Les anciens Romains avaient une révérence similaire, quoique tempérée et sécularisée, pour les chats, qui étaient considérés comme un symbole de liberté. En Extrême-Orient, les chats étaient appréciés pour la protection qu'ils offraient aux précieux manuscrits contre les rongeurs.

Pour une raison quelconque, cependant, les chats ont été diabolisés en Europe au Moyen Âge. Ils étaient considérés par beaucoup comme étant affiliés aux sorcières et au diable, et beaucoup ont été tués dans le but de repousser le mal (une action qui, selon les érudits, a ironiquement contribué à propager la peste, qui était portée par des rats). Ce n'est que dans les années 1600 que l'image publique des chats a commencé à se rallier en Occident.

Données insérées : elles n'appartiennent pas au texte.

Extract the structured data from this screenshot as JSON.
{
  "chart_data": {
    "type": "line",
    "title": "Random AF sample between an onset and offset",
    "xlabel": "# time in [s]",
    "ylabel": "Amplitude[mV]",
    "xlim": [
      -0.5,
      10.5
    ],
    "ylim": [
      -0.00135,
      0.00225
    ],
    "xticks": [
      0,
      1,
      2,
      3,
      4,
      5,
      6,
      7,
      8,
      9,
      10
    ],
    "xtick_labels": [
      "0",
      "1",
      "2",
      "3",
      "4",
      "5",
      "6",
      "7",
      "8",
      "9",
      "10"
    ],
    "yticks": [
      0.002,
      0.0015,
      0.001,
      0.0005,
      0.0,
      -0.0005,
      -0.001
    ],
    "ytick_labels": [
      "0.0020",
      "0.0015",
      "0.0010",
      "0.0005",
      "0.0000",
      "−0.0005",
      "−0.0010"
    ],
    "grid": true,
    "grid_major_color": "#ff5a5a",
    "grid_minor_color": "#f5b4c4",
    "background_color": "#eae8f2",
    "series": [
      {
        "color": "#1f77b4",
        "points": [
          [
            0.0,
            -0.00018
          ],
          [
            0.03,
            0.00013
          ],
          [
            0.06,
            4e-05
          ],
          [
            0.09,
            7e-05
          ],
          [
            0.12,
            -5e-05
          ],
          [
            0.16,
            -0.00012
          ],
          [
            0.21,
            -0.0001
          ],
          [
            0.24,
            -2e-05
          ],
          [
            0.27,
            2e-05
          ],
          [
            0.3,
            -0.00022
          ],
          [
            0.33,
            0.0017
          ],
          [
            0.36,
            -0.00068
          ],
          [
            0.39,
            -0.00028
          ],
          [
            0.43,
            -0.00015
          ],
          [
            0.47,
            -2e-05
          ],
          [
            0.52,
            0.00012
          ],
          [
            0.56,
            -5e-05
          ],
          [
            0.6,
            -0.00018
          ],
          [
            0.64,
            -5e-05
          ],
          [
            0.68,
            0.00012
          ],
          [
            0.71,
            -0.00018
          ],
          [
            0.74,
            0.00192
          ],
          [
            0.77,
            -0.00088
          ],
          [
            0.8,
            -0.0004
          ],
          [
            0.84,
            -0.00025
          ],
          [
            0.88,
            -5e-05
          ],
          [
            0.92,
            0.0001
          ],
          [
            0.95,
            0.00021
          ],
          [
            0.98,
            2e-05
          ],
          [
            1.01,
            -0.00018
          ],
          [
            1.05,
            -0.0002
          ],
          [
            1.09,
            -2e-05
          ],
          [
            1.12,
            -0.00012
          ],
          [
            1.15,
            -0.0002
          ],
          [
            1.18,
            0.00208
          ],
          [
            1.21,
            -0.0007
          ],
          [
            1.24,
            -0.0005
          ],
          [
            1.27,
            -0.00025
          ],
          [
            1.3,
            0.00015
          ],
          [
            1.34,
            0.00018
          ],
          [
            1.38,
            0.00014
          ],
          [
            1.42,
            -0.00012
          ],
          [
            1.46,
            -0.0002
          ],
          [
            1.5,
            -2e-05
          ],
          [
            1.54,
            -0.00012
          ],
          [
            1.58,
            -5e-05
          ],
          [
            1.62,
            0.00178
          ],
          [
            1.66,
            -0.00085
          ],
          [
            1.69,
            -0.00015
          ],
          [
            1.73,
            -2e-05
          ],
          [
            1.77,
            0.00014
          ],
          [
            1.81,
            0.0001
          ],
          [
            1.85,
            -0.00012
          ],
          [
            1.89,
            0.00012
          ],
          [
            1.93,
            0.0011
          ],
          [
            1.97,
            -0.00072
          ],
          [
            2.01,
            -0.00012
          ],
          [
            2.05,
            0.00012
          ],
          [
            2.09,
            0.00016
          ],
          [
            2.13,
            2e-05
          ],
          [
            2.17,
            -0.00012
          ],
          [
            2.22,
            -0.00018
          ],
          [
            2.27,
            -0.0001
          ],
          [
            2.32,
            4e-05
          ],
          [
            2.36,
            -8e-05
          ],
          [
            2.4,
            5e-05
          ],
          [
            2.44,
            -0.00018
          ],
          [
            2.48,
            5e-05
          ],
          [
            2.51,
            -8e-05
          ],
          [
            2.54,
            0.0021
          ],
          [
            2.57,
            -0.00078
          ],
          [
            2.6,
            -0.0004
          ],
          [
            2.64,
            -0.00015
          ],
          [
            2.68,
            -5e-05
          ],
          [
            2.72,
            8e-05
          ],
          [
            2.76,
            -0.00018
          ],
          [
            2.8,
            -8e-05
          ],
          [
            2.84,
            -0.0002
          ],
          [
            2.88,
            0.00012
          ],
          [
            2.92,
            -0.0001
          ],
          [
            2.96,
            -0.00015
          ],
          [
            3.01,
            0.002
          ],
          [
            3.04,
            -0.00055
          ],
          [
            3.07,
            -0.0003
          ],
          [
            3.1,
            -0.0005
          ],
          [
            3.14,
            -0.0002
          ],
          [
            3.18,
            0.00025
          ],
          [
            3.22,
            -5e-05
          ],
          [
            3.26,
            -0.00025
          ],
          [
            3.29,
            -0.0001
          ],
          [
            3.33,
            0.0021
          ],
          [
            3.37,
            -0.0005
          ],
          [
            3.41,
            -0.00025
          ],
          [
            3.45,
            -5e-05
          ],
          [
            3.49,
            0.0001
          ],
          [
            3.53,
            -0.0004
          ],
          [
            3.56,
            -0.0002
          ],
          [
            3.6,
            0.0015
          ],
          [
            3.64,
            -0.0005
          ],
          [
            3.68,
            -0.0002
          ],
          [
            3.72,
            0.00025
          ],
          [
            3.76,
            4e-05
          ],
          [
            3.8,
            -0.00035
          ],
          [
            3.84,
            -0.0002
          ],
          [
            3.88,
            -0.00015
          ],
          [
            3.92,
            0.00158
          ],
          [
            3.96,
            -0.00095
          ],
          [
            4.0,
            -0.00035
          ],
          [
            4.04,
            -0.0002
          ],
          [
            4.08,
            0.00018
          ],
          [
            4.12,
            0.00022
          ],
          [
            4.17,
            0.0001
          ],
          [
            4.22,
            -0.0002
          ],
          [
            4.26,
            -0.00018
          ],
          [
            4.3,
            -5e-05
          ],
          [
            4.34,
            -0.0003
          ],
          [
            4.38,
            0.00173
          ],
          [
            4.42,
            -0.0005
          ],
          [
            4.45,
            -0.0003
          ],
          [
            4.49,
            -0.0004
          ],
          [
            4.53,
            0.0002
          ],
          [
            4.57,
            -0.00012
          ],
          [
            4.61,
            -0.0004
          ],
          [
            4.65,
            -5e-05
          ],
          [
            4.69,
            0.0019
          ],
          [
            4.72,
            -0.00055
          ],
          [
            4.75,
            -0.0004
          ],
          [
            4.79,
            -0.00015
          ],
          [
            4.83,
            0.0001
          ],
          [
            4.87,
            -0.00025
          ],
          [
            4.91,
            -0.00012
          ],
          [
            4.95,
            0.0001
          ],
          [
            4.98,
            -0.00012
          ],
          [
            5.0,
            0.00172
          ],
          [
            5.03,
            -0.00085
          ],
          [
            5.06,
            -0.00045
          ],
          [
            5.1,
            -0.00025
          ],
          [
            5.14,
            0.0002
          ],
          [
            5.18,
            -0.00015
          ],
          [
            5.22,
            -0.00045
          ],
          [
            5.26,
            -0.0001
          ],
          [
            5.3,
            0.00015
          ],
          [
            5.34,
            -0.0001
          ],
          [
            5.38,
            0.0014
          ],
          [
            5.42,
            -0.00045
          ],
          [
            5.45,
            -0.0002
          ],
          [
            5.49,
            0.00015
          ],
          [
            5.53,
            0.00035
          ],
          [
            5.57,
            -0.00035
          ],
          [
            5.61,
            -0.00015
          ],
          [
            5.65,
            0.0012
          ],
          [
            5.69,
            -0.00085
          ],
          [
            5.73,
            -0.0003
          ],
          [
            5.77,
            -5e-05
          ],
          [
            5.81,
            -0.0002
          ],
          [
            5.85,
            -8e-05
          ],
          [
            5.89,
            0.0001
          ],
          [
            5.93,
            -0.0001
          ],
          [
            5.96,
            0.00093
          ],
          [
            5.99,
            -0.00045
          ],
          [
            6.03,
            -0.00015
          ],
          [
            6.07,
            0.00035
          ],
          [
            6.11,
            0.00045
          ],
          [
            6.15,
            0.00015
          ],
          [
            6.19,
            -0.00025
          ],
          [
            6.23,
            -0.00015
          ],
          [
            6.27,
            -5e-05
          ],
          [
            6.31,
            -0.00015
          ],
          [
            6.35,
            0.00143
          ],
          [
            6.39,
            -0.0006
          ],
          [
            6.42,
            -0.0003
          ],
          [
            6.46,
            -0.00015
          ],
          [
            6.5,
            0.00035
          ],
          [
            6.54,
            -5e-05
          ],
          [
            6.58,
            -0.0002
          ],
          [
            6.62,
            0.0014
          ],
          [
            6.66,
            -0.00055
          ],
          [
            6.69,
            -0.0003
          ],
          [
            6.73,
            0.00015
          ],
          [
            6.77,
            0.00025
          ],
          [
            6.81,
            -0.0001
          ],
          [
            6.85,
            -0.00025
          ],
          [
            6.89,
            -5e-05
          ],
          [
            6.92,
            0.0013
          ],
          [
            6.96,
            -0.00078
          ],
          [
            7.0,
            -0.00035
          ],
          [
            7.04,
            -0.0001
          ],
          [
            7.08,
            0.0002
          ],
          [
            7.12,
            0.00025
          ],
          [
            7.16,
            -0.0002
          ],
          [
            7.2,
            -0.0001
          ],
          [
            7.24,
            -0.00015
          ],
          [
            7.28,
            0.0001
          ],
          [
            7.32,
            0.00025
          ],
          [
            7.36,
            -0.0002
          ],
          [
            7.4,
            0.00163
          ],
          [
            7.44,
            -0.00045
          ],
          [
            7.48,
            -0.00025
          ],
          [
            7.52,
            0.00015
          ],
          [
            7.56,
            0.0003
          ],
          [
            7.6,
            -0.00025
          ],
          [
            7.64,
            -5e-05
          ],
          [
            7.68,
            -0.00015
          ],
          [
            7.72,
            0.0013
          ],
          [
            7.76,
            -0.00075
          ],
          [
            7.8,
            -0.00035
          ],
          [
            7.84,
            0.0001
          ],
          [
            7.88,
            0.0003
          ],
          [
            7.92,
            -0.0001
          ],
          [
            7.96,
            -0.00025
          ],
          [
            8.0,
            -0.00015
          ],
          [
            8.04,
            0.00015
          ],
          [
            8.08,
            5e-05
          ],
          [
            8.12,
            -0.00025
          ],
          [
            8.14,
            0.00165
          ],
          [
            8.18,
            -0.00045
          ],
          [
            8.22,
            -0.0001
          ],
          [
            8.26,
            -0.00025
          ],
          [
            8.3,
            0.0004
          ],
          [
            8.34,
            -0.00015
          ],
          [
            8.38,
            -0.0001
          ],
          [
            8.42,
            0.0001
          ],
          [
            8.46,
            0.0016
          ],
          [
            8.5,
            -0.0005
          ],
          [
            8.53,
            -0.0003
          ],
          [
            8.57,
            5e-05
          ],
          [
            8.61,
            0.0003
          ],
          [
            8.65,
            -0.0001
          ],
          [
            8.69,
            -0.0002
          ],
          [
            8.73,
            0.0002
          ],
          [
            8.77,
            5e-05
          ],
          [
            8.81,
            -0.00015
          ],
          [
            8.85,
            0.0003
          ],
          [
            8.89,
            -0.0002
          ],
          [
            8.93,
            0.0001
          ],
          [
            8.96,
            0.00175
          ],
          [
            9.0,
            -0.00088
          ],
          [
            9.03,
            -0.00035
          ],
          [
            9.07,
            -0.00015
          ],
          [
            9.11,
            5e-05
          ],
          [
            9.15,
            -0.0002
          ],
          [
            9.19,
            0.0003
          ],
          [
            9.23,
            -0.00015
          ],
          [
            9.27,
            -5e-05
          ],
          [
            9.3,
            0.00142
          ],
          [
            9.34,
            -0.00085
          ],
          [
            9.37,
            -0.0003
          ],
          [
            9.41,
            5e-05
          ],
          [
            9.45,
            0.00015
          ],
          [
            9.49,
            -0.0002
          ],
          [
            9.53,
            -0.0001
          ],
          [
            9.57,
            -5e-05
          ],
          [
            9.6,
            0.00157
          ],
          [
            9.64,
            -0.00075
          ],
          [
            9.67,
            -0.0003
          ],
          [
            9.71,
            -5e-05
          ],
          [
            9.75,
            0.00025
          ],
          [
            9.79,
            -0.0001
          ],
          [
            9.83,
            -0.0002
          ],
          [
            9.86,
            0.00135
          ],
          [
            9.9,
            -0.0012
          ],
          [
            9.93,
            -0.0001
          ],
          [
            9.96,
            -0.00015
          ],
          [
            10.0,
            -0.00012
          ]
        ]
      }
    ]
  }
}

De nos jours, bien sûr, les chats sont des superstars : les protagonistes des bandes dessinées et des émissions de télévision. Au milieu des années 90, les services et produits pour chats étaient devenus une industrie d'un milliard de dollars. Et pourtant, même dans notre culture populaire, il reste un peu de l'ambivalence séculaire. Le chat ne semble pas être en mesure de se débarrasser entièrement de son association avec le mal : après tout, combien de fois voyez-vous le grand méchant maniaque d'un film, alors qu'il se prélasse dans un fauteuil confortable et qu'il prépare la destruction du monde, caresser la tête d'un Golden retriever?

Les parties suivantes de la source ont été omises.